On August 18th, Twitter[5] published a Moments page about one user’s tweets in support of the Juggalo March on Washington. The Moments page received more than Twitter user @drivenbyboredom posted a thread about the March. His tweets (shown below) received more than 1,400 retweets and 2,400 likes in less than 24 hours. He wrote:

“Okay, it’s time to talk about the Juggalo March On Washington. This is a real thing that is happening on September 16th. People are already laughing at it and think the march is a joke but if you care about civil rights you might want to take it seriously. Juggalos are marching on Washington because the FBI classified juggalos as a gang. Anyone who as spent five minutes trying to understand juggalos would see they aren’t a gang. It’s an insane notion. It’s like saying the KISS Army is a gang or Deadheads or anything els. It’s fucking silly as hell. However, this gang classification has serious as impact for juggalos who tend to be poor and undereducated already. Here are some real life impacts that the juggalo gang classification has had. People have lost their jobs because of juggalo tattoos. They have lost custody battles. People have been dishonorably discharged from the military for gang tattoos. Juggalos have been pulled over for the cops and been searched because ICP stickers are now probable cause. Juggalos who get arrested for non-violent offenses are treated as gang members and added to gang lists. This all might seem hilarious to you but people are having their lives ruined over a tattoo they got of their favorite band in high school.

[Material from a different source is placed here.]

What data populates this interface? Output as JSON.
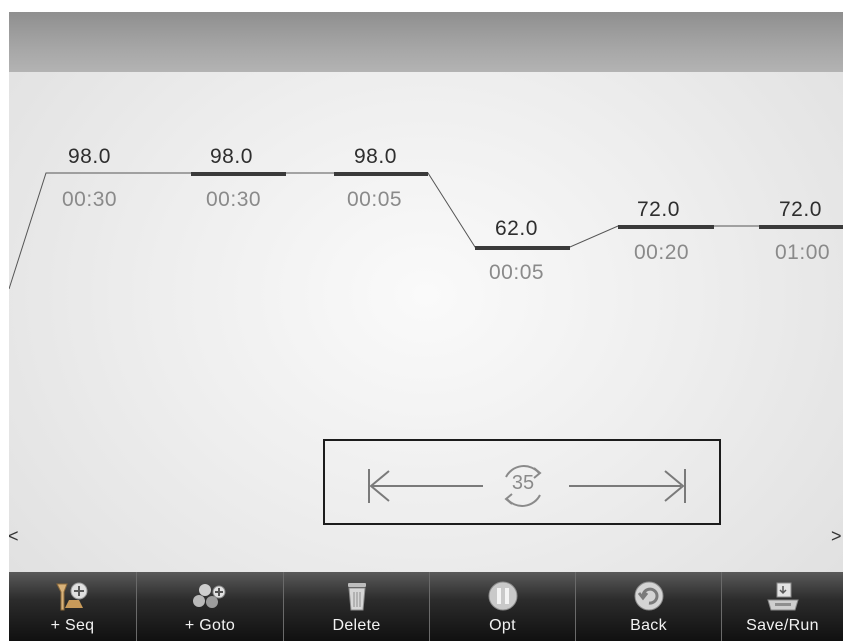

So if you give a fuck about justice you should give a fuck about this. Liberal s should get on board because it is a civil rights issue and conservatives should get on board because it’s government overreach. Long story short, take the Juggalo March on Washington seriously. It’s more important than you think. End of thread.



Media Coverage

Several news outlets covered the March, including The Hill,[9] The New York Daily News,[10] GQ,[11] Billboard[12] and more.